Assange was taken to a central London police station. A few hours later, he appeared before the Westminster Magistrates’ Court and was found guilty of failing to surrender to the court. Assange will be sentenced at a later date, and is facing up to one year in prison. Yet, he seemed to be in good spirits, waving to onlookers and offering them a thumbs up.
Meanwhile, Assange’s lawyer Jennifer Robinson made a defiant statement outside the courthouse, promising to fight attempts to extradite Assange to the United States. Robinson confirmed that she had visited her client in jail, and that Assange had asked her to express gratitude and a simple message to his supporters: “I told you so.”
Ecuadorian president Lenin Moreno took to Twitter to explain his decision to rescind Assange’s asylum, stating that “Ecuador is a generous country,” but that maintaining asylum for Assange had become “unsustainable” due to Assange’s “discourteous and aggressive behavior,” among other reasons.
In a sovereign decision Ecuador withdrew the asylum status to Julian Assange after his repeated violations to international conventions and daily-life protocols. #EcuadorSoberano pic.twitter.com/pZsDsYNI0B
— Lenín Moreno (@Lenin) April 11, 2019
Moreno reportedly believes that WikiLeaks is responsible for recent leaks of his private photographs on social media. Ecuadorian officials have also accused WikiLeaks of publicizing the INA Papers, documents that led to an embarrassing scandal linking Moreno to corruption and money laundering through offshore Panamanian shell companies.
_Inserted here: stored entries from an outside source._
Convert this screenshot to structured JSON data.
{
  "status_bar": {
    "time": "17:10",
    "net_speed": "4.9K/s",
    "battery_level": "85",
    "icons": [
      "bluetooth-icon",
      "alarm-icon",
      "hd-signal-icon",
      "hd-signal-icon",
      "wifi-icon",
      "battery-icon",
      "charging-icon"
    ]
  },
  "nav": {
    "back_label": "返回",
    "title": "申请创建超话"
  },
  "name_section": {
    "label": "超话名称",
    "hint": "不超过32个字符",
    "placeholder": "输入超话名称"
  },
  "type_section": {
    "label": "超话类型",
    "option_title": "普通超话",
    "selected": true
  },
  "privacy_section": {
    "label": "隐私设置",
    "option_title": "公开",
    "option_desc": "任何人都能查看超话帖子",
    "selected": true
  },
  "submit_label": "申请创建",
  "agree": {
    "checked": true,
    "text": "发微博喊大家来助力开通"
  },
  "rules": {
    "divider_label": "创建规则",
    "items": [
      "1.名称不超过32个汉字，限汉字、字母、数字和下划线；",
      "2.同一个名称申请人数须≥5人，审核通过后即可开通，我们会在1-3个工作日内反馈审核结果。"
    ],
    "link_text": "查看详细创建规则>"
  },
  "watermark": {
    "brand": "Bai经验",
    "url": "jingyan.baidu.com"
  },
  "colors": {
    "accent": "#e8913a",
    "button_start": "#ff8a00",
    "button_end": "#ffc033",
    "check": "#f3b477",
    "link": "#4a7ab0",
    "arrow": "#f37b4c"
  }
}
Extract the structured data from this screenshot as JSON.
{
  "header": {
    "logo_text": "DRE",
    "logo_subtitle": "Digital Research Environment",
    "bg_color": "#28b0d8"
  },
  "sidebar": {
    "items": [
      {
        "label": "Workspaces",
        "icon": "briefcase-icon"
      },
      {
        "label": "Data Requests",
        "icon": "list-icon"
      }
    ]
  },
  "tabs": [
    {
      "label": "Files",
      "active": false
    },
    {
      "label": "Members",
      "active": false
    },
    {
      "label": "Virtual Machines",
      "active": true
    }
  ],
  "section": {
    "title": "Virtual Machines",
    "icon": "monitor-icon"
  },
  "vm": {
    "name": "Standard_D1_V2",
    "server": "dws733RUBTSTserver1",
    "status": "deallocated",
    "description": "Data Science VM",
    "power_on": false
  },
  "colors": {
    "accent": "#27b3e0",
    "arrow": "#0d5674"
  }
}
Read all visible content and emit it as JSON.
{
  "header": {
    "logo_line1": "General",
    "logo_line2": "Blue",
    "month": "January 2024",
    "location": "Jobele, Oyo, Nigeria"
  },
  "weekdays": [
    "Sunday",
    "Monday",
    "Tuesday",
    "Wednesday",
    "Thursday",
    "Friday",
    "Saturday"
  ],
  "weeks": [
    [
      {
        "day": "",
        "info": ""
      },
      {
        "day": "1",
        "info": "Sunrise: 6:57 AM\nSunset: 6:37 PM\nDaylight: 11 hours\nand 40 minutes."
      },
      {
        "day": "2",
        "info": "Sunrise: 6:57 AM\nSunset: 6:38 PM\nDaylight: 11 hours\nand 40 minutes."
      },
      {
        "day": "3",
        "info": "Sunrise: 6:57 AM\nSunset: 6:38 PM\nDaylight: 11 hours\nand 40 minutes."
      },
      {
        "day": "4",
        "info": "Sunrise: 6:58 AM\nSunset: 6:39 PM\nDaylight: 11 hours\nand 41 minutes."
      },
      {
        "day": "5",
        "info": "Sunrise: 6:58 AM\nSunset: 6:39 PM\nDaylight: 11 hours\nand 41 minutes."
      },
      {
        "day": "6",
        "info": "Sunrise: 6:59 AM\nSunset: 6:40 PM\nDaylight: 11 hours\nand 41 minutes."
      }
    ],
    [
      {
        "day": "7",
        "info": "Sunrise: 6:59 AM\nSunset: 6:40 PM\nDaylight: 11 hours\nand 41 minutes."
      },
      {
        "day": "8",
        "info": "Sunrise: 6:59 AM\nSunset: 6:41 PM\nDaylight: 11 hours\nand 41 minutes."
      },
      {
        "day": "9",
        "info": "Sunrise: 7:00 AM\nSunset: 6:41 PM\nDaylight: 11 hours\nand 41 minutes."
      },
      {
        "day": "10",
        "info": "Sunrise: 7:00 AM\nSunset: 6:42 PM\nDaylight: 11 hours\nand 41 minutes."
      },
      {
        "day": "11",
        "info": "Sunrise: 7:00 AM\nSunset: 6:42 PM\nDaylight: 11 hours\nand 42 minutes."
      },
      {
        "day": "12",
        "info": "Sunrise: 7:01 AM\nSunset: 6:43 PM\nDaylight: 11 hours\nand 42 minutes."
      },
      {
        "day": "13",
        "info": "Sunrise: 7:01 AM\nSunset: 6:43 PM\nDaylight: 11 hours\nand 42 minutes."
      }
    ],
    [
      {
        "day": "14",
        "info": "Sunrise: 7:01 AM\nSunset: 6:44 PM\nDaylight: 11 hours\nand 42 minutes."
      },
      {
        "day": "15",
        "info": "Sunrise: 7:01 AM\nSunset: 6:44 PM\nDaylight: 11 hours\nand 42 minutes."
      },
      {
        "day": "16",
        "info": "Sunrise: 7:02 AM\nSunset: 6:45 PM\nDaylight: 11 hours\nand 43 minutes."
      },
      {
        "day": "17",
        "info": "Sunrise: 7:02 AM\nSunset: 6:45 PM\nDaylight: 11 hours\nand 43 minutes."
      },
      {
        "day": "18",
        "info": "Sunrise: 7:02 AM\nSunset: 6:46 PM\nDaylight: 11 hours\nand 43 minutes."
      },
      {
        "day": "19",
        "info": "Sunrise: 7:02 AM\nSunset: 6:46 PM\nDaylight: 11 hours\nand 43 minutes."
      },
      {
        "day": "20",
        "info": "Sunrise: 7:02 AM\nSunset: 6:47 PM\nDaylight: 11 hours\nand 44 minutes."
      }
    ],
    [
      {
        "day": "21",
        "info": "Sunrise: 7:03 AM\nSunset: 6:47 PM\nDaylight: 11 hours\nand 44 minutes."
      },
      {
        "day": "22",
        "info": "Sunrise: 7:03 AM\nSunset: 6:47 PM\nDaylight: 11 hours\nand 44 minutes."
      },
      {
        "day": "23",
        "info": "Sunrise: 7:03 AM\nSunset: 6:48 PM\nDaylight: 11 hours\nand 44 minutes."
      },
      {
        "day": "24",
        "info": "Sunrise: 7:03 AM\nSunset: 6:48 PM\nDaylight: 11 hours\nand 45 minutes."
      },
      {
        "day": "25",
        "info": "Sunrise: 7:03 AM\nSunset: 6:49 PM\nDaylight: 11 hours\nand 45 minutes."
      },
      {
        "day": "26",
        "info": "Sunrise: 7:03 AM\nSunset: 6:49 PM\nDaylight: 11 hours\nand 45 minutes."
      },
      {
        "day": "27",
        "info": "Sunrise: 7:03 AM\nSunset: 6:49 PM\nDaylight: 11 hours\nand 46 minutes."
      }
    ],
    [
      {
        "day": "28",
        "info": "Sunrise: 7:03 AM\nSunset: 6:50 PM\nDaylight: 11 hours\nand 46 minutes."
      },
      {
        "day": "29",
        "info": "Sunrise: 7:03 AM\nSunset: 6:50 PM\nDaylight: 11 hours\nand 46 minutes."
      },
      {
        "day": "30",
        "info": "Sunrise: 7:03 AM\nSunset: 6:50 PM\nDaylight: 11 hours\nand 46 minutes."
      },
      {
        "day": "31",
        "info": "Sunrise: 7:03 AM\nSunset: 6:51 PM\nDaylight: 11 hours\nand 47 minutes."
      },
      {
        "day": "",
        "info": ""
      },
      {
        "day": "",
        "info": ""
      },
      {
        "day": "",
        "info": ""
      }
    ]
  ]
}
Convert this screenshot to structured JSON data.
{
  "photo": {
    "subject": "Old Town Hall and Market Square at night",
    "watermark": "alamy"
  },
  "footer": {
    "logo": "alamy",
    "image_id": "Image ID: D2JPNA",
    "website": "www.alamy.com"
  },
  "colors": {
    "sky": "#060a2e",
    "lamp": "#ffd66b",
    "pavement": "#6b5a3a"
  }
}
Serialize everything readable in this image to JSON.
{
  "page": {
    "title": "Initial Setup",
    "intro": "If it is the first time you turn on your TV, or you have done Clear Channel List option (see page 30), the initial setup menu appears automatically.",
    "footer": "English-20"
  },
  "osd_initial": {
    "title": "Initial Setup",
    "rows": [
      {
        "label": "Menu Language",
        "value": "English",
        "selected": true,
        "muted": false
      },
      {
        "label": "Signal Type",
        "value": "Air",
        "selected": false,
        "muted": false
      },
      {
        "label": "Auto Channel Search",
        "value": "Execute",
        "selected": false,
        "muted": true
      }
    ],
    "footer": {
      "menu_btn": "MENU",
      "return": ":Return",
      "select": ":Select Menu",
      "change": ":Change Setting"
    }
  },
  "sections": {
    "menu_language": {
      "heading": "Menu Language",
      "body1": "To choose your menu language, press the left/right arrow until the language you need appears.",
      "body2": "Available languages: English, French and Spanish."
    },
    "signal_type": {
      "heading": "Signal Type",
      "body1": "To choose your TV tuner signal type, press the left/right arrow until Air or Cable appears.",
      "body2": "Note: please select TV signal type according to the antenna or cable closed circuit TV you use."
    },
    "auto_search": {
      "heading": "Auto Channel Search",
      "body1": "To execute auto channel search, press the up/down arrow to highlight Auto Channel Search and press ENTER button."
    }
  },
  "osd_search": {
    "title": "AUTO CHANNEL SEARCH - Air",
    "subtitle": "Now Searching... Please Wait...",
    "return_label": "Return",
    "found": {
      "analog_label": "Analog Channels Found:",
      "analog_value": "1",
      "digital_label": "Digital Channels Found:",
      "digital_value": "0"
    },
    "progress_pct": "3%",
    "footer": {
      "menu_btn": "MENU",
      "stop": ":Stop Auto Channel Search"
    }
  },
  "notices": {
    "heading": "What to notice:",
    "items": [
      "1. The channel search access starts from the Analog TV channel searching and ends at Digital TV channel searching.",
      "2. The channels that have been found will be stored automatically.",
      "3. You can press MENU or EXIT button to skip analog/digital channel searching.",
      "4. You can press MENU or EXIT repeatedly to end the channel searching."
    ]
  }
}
The greatest threat to Assange is the looming prospect of extradition to the United States, where the Trump Adminstration hopes to pursue conspiracy charges carrying a maximum of five years in federal prison. U.S. authorities allege that Assange conspired with former U.S. intelligence analyst Chelsea Manning to hack a secure Department of Defense network. Assange is accused of helping Manning to crack a security password in order to access classified documents, a move that has been described as “one of the largest compromises of classified information in the history of the United States.” Manning has already served seven years in prison for charges related to this incident.
When asked about Assange’s arrest and pending charges, President Trump, who showered WikiLeaks with praise on numerous occasions during his 2016 presidential campaign, simply replied, “It’s not my thing.”